Palliative care and ethics have grown up together in medicine. As life changing and life prolonging technologies continue to expand, we have more need for both palliative care and ethics. Both fields continue to ask, not what can be done, but what should be done? Both fields recognize the wonders and challenges of technology, and both work to preserve and improve compassionate patient care in this brave new world.

We start with a provocative piece by Dr.
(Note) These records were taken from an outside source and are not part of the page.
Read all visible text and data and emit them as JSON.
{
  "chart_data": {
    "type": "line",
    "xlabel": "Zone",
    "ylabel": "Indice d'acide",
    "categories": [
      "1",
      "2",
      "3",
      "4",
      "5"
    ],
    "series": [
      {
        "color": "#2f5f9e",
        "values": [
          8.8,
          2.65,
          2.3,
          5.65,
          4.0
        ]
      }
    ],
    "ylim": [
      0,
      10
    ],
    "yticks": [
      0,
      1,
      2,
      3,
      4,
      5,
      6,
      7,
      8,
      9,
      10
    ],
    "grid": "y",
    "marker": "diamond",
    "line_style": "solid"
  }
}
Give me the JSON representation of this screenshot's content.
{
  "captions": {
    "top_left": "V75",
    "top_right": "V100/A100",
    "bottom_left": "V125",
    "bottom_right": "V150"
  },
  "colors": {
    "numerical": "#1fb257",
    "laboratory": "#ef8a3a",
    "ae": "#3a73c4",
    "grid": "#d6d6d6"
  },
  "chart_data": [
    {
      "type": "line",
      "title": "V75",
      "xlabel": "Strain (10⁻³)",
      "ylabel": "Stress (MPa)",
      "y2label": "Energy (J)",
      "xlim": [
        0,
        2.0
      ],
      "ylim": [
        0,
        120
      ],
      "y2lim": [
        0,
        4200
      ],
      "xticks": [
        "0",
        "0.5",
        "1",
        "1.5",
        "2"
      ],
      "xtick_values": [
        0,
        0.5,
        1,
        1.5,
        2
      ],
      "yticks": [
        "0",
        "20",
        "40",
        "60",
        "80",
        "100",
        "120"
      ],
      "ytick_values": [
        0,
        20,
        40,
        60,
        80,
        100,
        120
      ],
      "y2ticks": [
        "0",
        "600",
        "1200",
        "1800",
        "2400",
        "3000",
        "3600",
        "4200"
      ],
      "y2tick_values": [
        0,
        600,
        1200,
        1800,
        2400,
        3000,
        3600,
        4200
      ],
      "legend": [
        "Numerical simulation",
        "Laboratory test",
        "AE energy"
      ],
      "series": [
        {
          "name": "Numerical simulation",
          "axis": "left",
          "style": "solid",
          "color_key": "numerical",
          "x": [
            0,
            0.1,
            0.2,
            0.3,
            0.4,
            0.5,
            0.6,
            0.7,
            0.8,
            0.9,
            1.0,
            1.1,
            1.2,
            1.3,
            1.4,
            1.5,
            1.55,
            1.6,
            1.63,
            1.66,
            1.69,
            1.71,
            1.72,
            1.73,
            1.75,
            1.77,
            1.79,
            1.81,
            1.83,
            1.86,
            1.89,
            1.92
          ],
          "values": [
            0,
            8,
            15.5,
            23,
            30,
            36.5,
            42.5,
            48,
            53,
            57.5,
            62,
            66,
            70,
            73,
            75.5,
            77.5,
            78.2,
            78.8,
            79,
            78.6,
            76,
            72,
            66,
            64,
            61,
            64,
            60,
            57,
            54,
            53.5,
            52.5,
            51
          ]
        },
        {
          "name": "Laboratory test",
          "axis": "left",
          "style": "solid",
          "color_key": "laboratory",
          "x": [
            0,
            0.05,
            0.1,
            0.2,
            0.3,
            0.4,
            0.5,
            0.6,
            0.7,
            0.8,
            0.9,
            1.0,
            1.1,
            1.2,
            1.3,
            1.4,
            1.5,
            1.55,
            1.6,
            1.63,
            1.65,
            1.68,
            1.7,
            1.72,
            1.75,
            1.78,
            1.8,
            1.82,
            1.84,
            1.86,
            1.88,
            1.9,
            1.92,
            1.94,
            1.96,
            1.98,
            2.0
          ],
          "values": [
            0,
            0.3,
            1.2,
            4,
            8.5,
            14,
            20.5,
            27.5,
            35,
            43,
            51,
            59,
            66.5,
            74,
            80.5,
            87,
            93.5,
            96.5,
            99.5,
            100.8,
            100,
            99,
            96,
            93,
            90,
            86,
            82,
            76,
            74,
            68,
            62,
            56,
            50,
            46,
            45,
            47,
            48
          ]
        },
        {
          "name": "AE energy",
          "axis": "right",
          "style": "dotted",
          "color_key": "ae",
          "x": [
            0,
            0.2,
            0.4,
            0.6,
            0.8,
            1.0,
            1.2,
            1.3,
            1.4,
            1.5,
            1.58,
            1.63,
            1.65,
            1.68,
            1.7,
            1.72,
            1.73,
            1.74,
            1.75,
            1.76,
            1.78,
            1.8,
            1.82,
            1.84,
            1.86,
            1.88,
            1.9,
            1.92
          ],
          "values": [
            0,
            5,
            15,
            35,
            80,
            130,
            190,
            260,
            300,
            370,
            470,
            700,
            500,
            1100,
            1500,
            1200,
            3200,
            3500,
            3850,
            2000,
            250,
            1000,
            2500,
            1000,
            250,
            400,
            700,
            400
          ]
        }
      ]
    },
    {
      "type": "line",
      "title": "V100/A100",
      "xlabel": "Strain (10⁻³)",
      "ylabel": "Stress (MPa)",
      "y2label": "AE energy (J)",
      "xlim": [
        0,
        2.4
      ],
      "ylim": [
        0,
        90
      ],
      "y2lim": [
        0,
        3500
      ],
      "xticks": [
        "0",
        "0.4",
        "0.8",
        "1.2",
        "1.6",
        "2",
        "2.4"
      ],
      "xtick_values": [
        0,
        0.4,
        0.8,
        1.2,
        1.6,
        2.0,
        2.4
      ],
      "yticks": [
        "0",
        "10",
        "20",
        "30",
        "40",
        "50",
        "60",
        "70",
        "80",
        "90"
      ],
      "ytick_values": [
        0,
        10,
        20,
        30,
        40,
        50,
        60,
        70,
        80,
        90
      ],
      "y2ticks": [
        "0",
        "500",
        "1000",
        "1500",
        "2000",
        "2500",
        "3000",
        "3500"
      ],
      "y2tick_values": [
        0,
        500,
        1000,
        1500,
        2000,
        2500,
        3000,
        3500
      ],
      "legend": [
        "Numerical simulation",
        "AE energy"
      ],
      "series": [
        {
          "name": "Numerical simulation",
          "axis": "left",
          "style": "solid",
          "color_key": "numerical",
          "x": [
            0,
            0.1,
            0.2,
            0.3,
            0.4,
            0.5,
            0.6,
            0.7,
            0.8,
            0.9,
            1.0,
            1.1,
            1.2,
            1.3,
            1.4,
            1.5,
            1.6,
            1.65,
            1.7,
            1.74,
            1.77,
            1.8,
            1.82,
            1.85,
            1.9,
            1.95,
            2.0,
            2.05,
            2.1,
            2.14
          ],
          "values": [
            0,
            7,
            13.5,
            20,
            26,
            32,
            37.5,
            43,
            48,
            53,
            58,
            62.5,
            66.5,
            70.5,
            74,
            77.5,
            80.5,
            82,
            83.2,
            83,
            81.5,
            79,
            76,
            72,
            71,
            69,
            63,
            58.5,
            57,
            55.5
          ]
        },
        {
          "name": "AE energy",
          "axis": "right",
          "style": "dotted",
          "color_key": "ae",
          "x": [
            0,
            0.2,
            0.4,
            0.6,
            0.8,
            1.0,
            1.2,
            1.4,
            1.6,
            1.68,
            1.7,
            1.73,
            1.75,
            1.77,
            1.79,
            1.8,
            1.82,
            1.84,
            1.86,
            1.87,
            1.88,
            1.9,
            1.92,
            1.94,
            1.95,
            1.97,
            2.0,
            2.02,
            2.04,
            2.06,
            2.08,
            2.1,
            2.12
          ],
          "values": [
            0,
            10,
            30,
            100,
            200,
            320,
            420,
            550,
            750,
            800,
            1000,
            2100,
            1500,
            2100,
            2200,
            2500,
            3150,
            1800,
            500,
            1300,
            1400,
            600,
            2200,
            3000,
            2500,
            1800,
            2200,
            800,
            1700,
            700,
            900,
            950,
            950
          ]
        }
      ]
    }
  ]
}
Johnstone challenging the common assumptions that “luck” and “risk” are not part of ethical decision making at the end of life. Her argument forces us to ponder the implications of reliance on autonomy to achieve desired moral outcomes.

Dr. Azzam discusses with us decision-making capacity in the palliative care context, which is crucial in helping providers determine who is best able to help in decision making.

Surrogacy remains a difficult issue, so we have two papers on the topic. Dr. Sussman discusses the challenges of surrogacy with incapacitated patients. He points out criticisms and challenges of surrogacy and offers a defense of the surrogate's moral standing amid an explanation of authenticity.

Dr. Jimenez follows with the unenviable task of discussing inappropriate surrogate decision makers (SDMs). Although all of us have had to work with difficult surrogates Dr. Jimenez focuses on truly unacceptable SDMs - those operating beyond both the best interest and the substituted interest paradigms. He addresses approaches for use when all alternative dispute resolutions have failed.

Dr. Harter boldly takes on Medicare's failure to pay specifically for advance care planning (ACP). He argues that Medicare's decision to not offer an ACP benefit is not only economically unjust and unsound but violates basic tenets of medical ethics.

Finally we offer two papers on medical care at the end of life. Dr. Rainone first reviews multiple aspects of palliative sedation and suggests regulation of the practice to ensure the prevention of harm. Dr. Daly and I then argue cardiopulmonary resuscitation has no place in hospice care, and we offer an option for hospices that agree.

We hope you enjoy this issue, and we look forward to a robust discussion of these issues.